Omtrent de ontwikkeling van de gemeentelijke lasten kan, zoals in voornoemd
debat aangegeven, worden verwezen naar de tijdens de begrotingsbehandeling
van Binnenlandse Zaken toegezegde analyse van de lastenontwikkeling op lokaal
niveau. Deze analyse zal in het kader van de Miljoenennota 1997
aan de Tweede Kamer worden aangeboden. Het kabinet zal de uitkomsten van deze
analyse meenemen in de besluitvorming over het inkomensbeeld voor 1997.

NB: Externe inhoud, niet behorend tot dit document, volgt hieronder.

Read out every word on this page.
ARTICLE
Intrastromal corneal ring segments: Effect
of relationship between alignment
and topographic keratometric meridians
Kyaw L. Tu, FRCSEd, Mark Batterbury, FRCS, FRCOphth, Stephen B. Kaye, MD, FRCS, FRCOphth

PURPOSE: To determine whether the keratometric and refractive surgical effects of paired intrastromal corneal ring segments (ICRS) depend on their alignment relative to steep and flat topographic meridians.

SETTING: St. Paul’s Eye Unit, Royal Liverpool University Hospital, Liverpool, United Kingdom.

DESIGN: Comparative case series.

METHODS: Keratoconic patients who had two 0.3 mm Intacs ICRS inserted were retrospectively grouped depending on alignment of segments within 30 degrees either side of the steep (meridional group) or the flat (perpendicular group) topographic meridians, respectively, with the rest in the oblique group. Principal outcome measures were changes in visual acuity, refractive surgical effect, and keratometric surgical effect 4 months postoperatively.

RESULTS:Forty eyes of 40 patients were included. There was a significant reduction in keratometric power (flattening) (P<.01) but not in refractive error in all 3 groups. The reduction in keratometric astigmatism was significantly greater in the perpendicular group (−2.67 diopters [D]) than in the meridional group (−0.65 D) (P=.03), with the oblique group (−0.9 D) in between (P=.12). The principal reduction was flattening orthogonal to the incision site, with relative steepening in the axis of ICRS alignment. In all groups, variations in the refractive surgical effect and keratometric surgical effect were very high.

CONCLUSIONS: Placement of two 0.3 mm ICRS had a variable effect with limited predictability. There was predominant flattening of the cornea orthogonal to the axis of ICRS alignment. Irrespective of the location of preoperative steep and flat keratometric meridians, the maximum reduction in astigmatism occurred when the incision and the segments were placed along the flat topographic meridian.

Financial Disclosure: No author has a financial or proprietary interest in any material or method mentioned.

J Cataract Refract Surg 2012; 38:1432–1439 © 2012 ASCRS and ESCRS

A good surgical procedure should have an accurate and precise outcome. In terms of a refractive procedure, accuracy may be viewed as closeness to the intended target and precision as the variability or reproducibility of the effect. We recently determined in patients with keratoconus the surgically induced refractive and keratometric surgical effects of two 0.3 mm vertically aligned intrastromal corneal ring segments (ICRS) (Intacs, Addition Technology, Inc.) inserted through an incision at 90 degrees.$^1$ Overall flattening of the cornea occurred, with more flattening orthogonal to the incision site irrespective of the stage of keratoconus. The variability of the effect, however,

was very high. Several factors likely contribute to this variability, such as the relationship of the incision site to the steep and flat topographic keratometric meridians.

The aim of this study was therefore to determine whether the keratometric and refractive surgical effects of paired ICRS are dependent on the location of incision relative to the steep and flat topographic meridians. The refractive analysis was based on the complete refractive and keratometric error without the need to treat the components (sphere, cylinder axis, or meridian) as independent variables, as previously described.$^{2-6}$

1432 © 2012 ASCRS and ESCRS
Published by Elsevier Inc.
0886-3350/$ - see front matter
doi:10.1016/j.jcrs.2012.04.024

De nominale ZfW-premie is door de ziekenfondsen gemiddeld f 48,–
hoger vastgesteld dan door het kabinet was voorzien. Voor alleenstaanden die
via het ziekenfonds verzekerd zijn treedt dus een inkomensverlies van circa
f 50,– op en voor gehuwden of samenwonenden een verlies van ongeveer
f 100,–.
De meest recente ramingen van het Centraal Planbureau conform het CEP
1996 geven aan dat de financiële ruimte voor het kabinet voor de jaren
1996 en 1997 zeer beperkt is. Daarom heeft het kabinet besloten bij de vormgeving
van de corrigerende maatregelen voor de hogere nominale ZfW-premie zo dicht
mogelijk aan te sluiten bij die groepen voor wie bij de huidige inzichten
in 1996 sprake is van koopkrachtverlies en voorts toe te spitsen op de financieel
meest kwetsbare groepen.
In concreto heeft het kabinet besloten een specifieke maatregel te treffen
waarbij de Individuele Huursubsidie (IHS) als voertuig dient. Nog in 1996
zullen alleenstaanden een toeslag ontvangen van f 50,– en huishoudens
met een of meer kinderen een toeslag van f 100,–. Omdat het thans
niet meer mogelijk is de IHS-tabellen voor het tijdvak 1996–1997 aan
te passen zullen de genoemde groepen die huursubsidie hebben ontvangen in
het tijdvak 1995–1996, in het najaar een cheque ontvangen met behulp
waarvan zij de toeslag kunnen innen. Met ingang van het tijdvak 1997–1998
zal de IHS-bijdrage worden verhoogd met deze toeslag.
Daarnaast wil het kabinet gehuwde bejaarden met hoge woonlasten financieel
tegemoet komen. Het kabinet is voornemens met ingang van 1 juli 1997 de kwaliteitskorting
boven de aftoppingsgrens (f 710,–) voor bejaarden te verlagen.
Voor 1996 wil het kabinet voor de genoemde groep bejaarden met een huur boven
deze grens een toeslag van f 100,– geven. Voor alleenstaande bejaarden
geldt uiteraard dat zij een toeslag ontvangen via de eerder genoemde maatregel.
Eigen woning bezitters met vergelijkbare woonlasten als IHS-gerechtigden
kunnen via de woonkostentoeslag in de bijzondere bijstand voor eenzelfde compensatie
in aanmerking komen.
De structurele budgettaire kosten bedragen circa 65 miljoen gulden ten
behoeve van de IHS. Het budget voor de bijzondere bijstand zal met 2 miljoen
gulden worden verhoogd. De budgettaire dekking zal voorzover zij 1996 betreft
bij de Voorjaarsnota en structureel in de begroting 1997 worden verwerkt.